Monday, January 14, 2008

2008 Relationship Quiz--Ask If You Dare

I've often fantasized about creating a quiz that I'd pull out and hand to a blind date.  In the fantasy I give it on that first coffee date.  In reality, there are questions I just avoid, then I go see my therapist and he pumps me for information about the man I'm seeing and I then blurt out:  "You don't understand!  If I ask all that, I'd scare any man away!" 

But my therapist is right.  There is "stuff" you do need to know regardless of how mesmerizing a potential partner might be.  From a woman's point of view, you want to know if a man loves and values women, because if he doesn't there's no good place the two of you can go together. From the vantage of my almost forty-nine years I believe we are all wounded in some way.  So, it's good to know which scars have healed, and which bumps and bruises might get irritated when two people collide.  I can't figure out the question that would give me the information as to whether or not a man can handle getting bumped a bit--or whether he can handle my own reactions when I smack a bruise that hasn't healed.  But maybe you can learn if he loves women and if he's up to a bit of self-examination.

Today my friend Lily commented that it seems like most people's questions are limited to taste.  After two people decide there is an attraction, they limit their knowledge to finding out what kind of food, movies, music and books the other likes.  Here are some more probing questions:

  •  "How long were you married?" or "How long was your longest relationship?"
  • "Why did you divorce?" or "Why did you break up?" or "Why didn't you marry?"  or "What did your wife die from?"
  • "Have you had any therapy?"  (I asked a guy who was divorcing a psychiatrist this once--it was funny.)
  • "How long were your parents married?"
  • "Were they happy?"  
  • "Did you have a good relationship with your mother?"  (There's a movie, Shopgirl, in which a cold character played by Steve Martin asks this question of a potential lover.  It made me wince--he clearly only had the capacity to have a sexual affair with the girl, but he asks her this as if he has insight into human behavior, even though he has none about his own.  See the movie--it has a happy ending, but within it are some sad truths.  Martin wrote Shopgirl as a novela.)

My therapist gets even more intense:

  • "Were you breast or bottle fed?"  (I just can't ask that of a stranger or even someone I know a little!)
  • "How happy are the women in your family--grandmothers, aunts, sisters--how have they been treated?"

I'm only on nine!

  • "Why did you/didn't you have children?"
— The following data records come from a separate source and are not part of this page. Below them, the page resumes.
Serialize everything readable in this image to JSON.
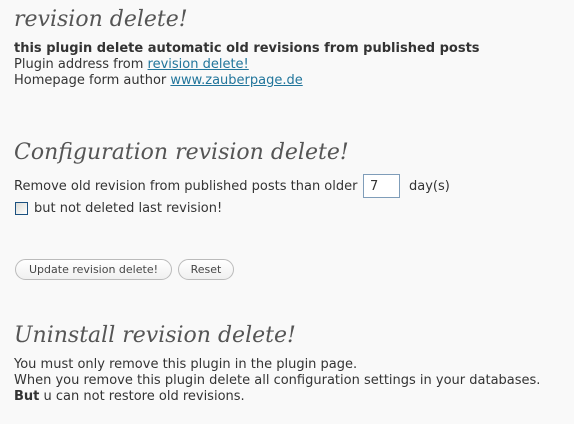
{
  "main_title": "revision delete!",
  "description": "this plugin delete automatic old revisions from published posts",
  "plugin_address": {
    "label": "Plugin address from ",
    "link_text": "revision delete!"
  },
  "homepage": {
    "label": "Homepage form author ",
    "link_text": "www.zauberpage.de"
  },
  "config": {
    "title": "Configuration revision delete!",
    "remove_label": "Remove old revision from published posts than older",
    "days_value": "7",
    "days_unit": "day(s)",
    "keep_last_label": "but not deleted last revision!",
    "keep_last_checked": false
  },
  "buttons": {
    "update": "Update revision delete!",
    "reset": "Reset"
  },
  "uninstall": {
    "title": "Uninstall revision delete!",
    "line1": "You must only remove this plugin in the plugin page.",
    "line2": "When you remove this plugin delete all configuration settings in your databases.",
    "line3_bold": "But",
    "line3_rest": " u can not restore old revisions."
  }
}
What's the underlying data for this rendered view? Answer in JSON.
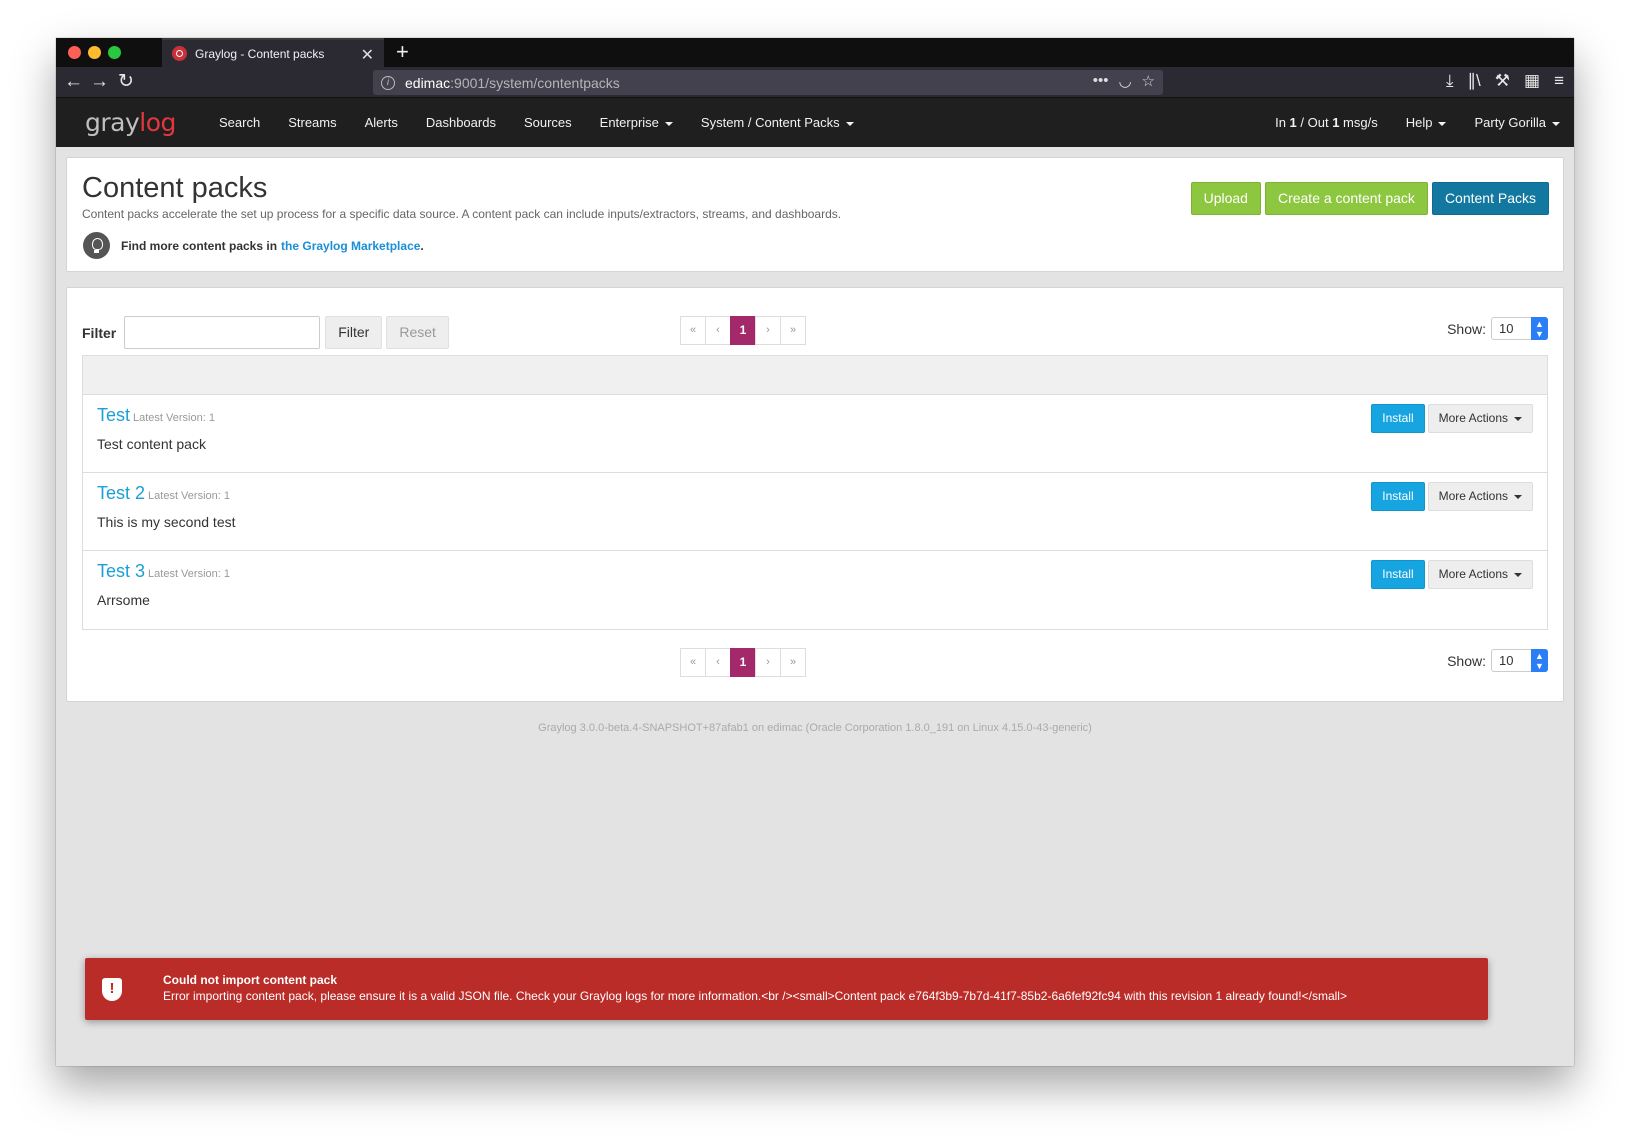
{
  "browser": {
    "tab_title": "Graylog - Content packs",
    "url_host": "edimac",
    "url_path": ":9001/system/contentpacks"
  },
  "nav": {
    "logo_gray": "gray",
    "logo_red": "log",
    "items": [
      "Search",
      "Streams",
      "Alerts",
      "Dashboards",
      "Sources",
      "Enterprise",
      "System / Content Packs"
    ],
    "throughput": {
      "pre": "In ",
      "in": "1",
      "mid": " / Out ",
      "out": "1",
      "post": " msg/s"
    },
    "help": "Help",
    "user": "Party Gorilla"
  },
  "header": {
    "title": "Content packs",
    "description": "Content packs accelerate the set up process for a specific data source. A content pack can include inputs/extractors, streams, and dashboards.",
    "hint_text": "Find more content packs in",
    "hint_link": "the Graylog Marketplace",
    "hint_suffix": ".",
    "buttons": {
      "upload": "Upload",
      "create": "Create a content pack",
      "content_packs": "Content Packs"
    }
  },
  "list": {
    "filter_label": "Filter",
    "filter_button": "Filter",
    "reset_button": "Reset",
    "pager": {
      "first": "«",
      "prev": "‹",
      "current": "1",
      "next": "›",
      "last": "»"
    },
    "show_label": "Show:",
    "show_value": "10",
    "rows": [
      {
        "title": "Test",
        "version": "Latest Version: 1",
        "description": "Test content pack"
      },
      {
        "title": "Test 2",
        "version": "Latest Version: 1",
        "description": "This is my second test"
      },
      {
        "title": "Test 3",
        "version": "Latest Version: 1",
        "description": "Arrsome"
      }
    ],
    "install_label": "Install",
    "more_actions_label": "More Actions"
  },
  "footer": "Graylog 3.0.0-beta.4-SNAPSHOT+87afab1 on edimac (Oracle Corporation 1.8.0_191 on Linux 4.15.0-43-generic)",
  "alert": {
    "title": "Could not import content pack",
    "message": "Error importing content pack, please ensure it is a valid JSON file. Check your Graylog logs for more information.<br /><small>Content pack e764f3b9-7b7d-41f7-85b2-6a6fef92fc94 with this revision 1 already found!</small>"
  },
  "colors": {
    "accent_green": "#8dc63f",
    "accent_blue": "#1378a0",
    "pager_active": "#a4296a",
    "alert_red": "#b92c28",
    "link_blue": "#1a9fd6"
  },
  "icons": [
    "graylog-favicon",
    "close-icon",
    "new-tab-icon",
    "back-arrow-icon",
    "forward-arrow-icon",
    "reload-icon",
    "site-info-icon",
    "more-icon",
    "pocket-icon",
    "star-icon",
    "download-icon",
    "library-icon",
    "wrench-icon",
    "extensions-icon",
    "menu-icon",
    "lightbulb-icon",
    "shield-icon"
  ]
}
I don't know if I can get to twenty.

  • "What kind of relationship do you envision for yourself?"
  • "Why do you want a relationship?"   (I once saw a man who said he didn't "do" relationships.  I didn't know exactly what he did "do"--well I do know, but if you don't go deeper than what some people are content with doing--again, a play on the theme of my friend Lily's comment--you miss an opportunity to learn and grow.  Who else but those nearest and dearest can stir us up enough to learn about ourselves so we can grow?  It's not always pretty--but still I'd like to be "stirred."  I just don't want to be "shaken" so on with the questions:
  • "Do you have sisters or did you grow up around other women?"
  • "Did you date much in high school or college?"
  • "Do you take any medication?"
  • "Do you sleep well?""
Some of these are touchy:
  • "Under what circumstances would you see more than one woman at a time?"
  • "When do you think it's appropriate to be exclusive with one partner?"
  • "Are you interested in living with a partner, getting married or just dating?"
  • "When were you last tested for STDs and what were the results?"
  • "What do you do for birth control?"
  • "What charities/activities do you participate in?"
  • "If a bum asked you for money, what would you give him/her?"
That's 21.  I was going to start by asking:  "What's your favorite color and how much do you weigh" because one of my favorite cartoons has a man just reaching the summit of a mountain where a Guru sits.  And that's the caption.  It made me laugh until I cried.  I think there are many more questions to ask.  These, I think are the scariest ones.